The law also requires landlords to make reasonable accommodations to rules or policies when necessary for a person with a disability to have equal use of their housing. This is the legal basis for emotional support animal requests: if a mental health provider determines an animal is necessary for a tenant’s disability-related needs, a landlord generally must allow it even in a no-pets building. What counts as “reasonable” is determined case by case, and accommodations that impose an undue financial burden on the landlord are not required.

What “Substantially Limits” Actually Means

The phrase that runs through all these laws is “substantially limits one or more major life activities.” In practice, this means the condition has to do more than cause occasional difficulty. A person who feels anxious before public speaking doesn’t have a disability under these laws. A person whose generalized anxiety disorder makes it consistently difficult to concentrate at work, maintain relationships, or leave their home likely does.

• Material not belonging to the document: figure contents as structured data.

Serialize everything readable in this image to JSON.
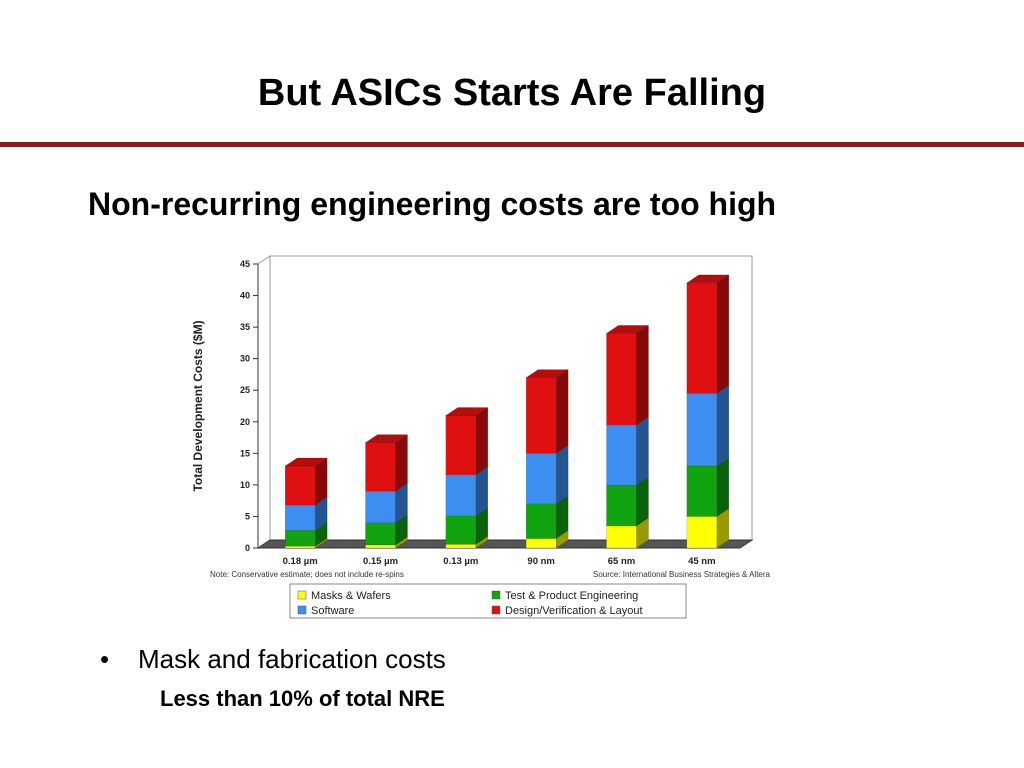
{
  "title": "But ASICs Starts Are Falling",
  "subtitle": "Non-recurring engineering costs are too high",
  "bullets": [
    {
      "text": "Mask and fabrication costs",
      "sub": "Less than 10% of total NRE"
    }
  ],
  "chart_data": {
    "type": "bar",
    "stacked": true,
    "three_d": true,
    "categories": [
      "0.18 µm",
      "0.15 µm",
      "0.13 µm",
      "90 nm",
      "65 nm",
      "45 nm"
    ],
    "series": [
      {
        "name": "Masks & Wafers",
        "color": "#ffff00",
        "values": [
          0.3,
          0.5,
          0.6,
          1.5,
          3.5,
          5
        ]
      },
      {
        "name": "Test & Product Engineering",
        "color": "#11a411",
        "values": [
          2.5,
          3.5,
          4.5,
          5.5,
          6.5,
          8
        ]
      },
      {
        "name": "Software",
        "color": "#3c8ef0",
        "values": [
          4,
          5,
          6.5,
          8,
          9.5,
          11.5
        ]
      },
      {
        "name": "Design/Verification & Layout",
        "color": "#e01010",
        "values": [
          6.2,
          7.7,
          9.4,
          12,
          14.5,
          17.5
        ]
      }
    ],
    "ylabel": "Total Development Costs ($M)",
    "xlabel": "",
    "ylim": [
      0,
      45
    ],
    "yticks": [
      0,
      5,
      10,
      15,
      20,
      25,
      30,
      35,
      40,
      45
    ],
    "grid": false,
    "legend": "bottom",
    "note_left": "Note: Conservative estimate; does not include re-spins",
    "note_right": "Source: International Business Strategies & Altera"
  }
}
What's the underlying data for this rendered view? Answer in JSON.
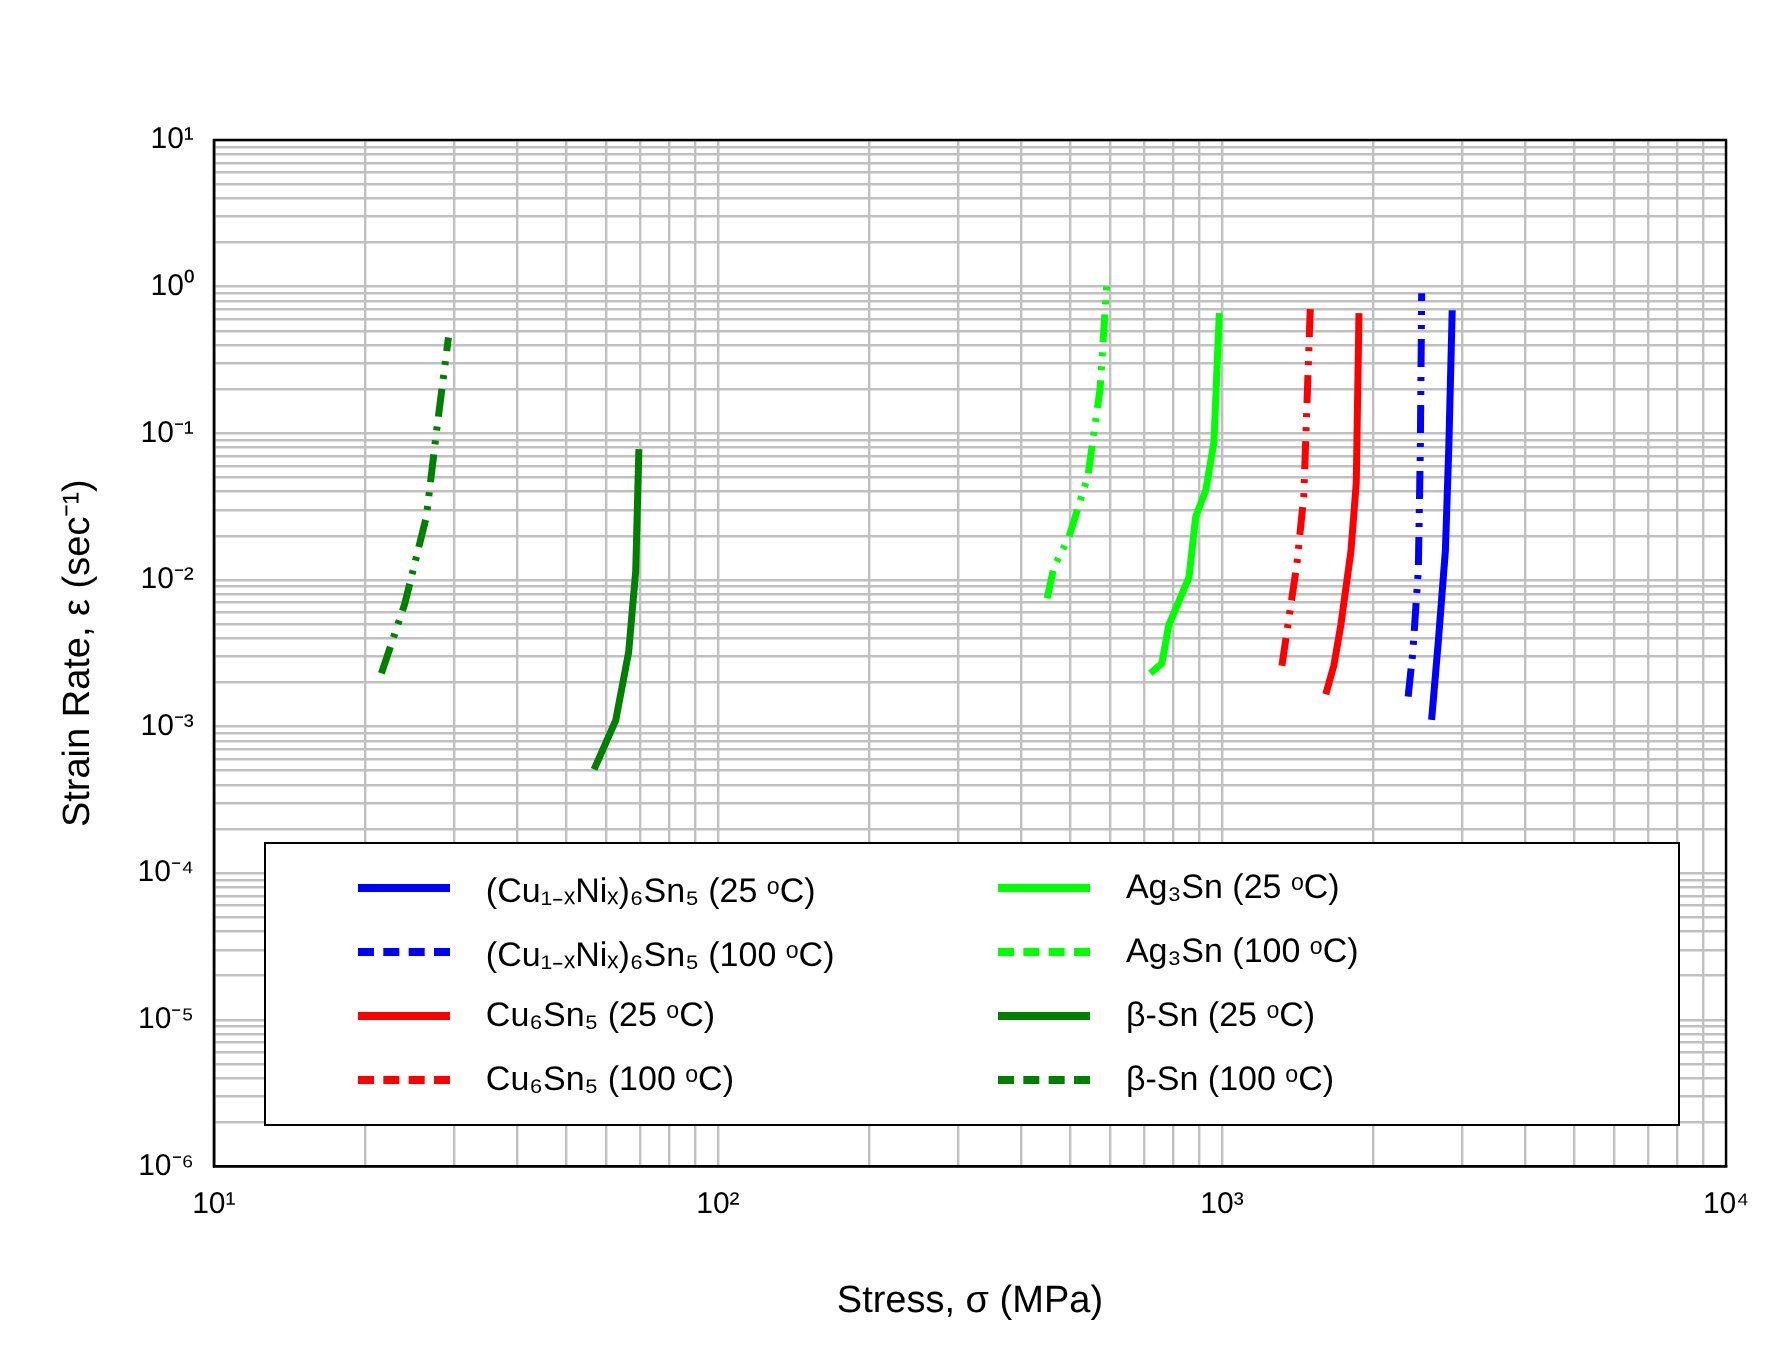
{
  "chart_data": {
    "type": "line",
    "xlabel": "Stress, σ (MPa)",
    "ylabel": "Strain Rate, ε (sec⁻¹)",
    "log": "xy",
    "grid": true,
    "legend": "bottom",
    "marker": "none",
    "xlim": [
      10,
      10000
    ],
    "xticks": [
      {
        "value": 10,
        "label": "10¹"
      },
      {
        "value": 100,
        "label": "10²"
      },
      {
        "value": 1000,
        "label": "10³"
      },
      {
        "value": 10000,
        "label": "10⁴"
      }
    ],
    "ylim": [
      1e-06,
      10
    ],
    "yticks": [
      {
        "value": 1e-06,
        "label": "10⁻⁶"
      },
      {
        "value": 1e-05,
        "label": "10⁻⁵"
      },
      {
        "value": 0.0001,
        "label": "10⁻⁴"
      },
      {
        "value": 0.001,
        "label": "10⁻³"
      },
      {
        "value": 0.01,
        "label": "10⁻²"
      },
      {
        "value": 0.1,
        "label": "10⁻¹"
      },
      {
        "value": 1,
        "label": "10⁰"
      },
      {
        "value": 10,
        "label": "10¹"
      }
    ],
    "series": [
      {
        "name": "(Cu₁₋ₓNiₓ)₆Sn₅ (25 ᵒC)",
        "color": "#0000ff",
        "line_style": "solid",
        "x": [
          2606,
          2690,
          2775,
          2818,
          2863
        ],
        "values": [
          0.00111,
          0.004,
          0.0158,
          0.078,
          0.69
        ]
      },
      {
        "name": "(Cu₁₋ₓNiₓ)₆Sn₅ (100 ᵒC)",
        "color": "#0000ff",
        "line_style": "dashed",
        "x": [
          2341,
          2391,
          2452,
          2475,
          2490
        ],
        "values": [
          0.0016,
          0.0032,
          0.0115,
          0.078,
          0.9
        ]
      },
      {
        "name": "Cu₆Sn₅ (25 ᵒC)",
        "color": "#ff0000",
        "line_style": "solid",
        "x": [
          1607,
          1667,
          1721,
          1803,
          1847,
          1870
        ],
        "values": [
          0.00166,
          0.0026,
          0.0049,
          0.0158,
          0.046,
          0.66
        ]
      },
      {
        "name": "Cu₆Sn₅ (100 ᵒC)",
        "color": "#ff0000",
        "line_style": "dashed",
        "x": [
          1315,
          1408,
          1453,
          1480,
          1499
        ],
        "values": [
          0.0026,
          0.0128,
          0.037,
          0.23,
          0.81
        ]
      },
      {
        "name": "Ag₃Sn (25 ᵒC)",
        "color": "#00ff00",
        "line_style": "solid",
        "x": [
          721,
          760,
          784,
          860,
          887,
          929,
          964,
          988
        ],
        "values": [
          0.0023,
          0.0027,
          0.0049,
          0.0104,
          0.027,
          0.041,
          0.087,
          0.66
        ]
      },
      {
        "name": "Ag₃Sn (100 ᵒC)",
        "color": "#00ff00",
        "line_style": "dashed",
        "x": [
          450,
          464,
          497,
          542,
          573,
          591
        ],
        "values": [
          0.0075,
          0.0122,
          0.0196,
          0.051,
          0.2,
          1.06
        ]
      },
      {
        "name": "β-Sn (25 ᵒC)",
        "color": "#008000",
        "line_style": "solid",
        "x": [
          56.8,
          62.7,
          66.5,
          68.7,
          69.7
        ],
        "values": [
          0.00051,
          0.0011,
          0.0032,
          0.0115,
          0.078
        ]
      },
      {
        "name": "β-Sn (100 ᵒC)",
        "color": "#008000",
        "line_style": "dashed",
        "x": [
          21.5,
          23.9,
          26.4,
          27.7,
          29.2
        ],
        "values": [
          0.0023,
          0.0068,
          0.027,
          0.108,
          0.45
        ]
      }
    ]
  }
}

The standard is not all-or-nothing. You don’t need to be completely unable to work or function. The condition needs to make a major life activity significantly harder for you than it is for most people. Courts and agencies look at the nature and severity of the impairment, how long it lasts or is expected to last, and what it actually prevents you from doing. Episodic conditions like bipolar disorder or recurring major depression qualify even during periods of remission, as long as the condition substantially limits you when it’s active.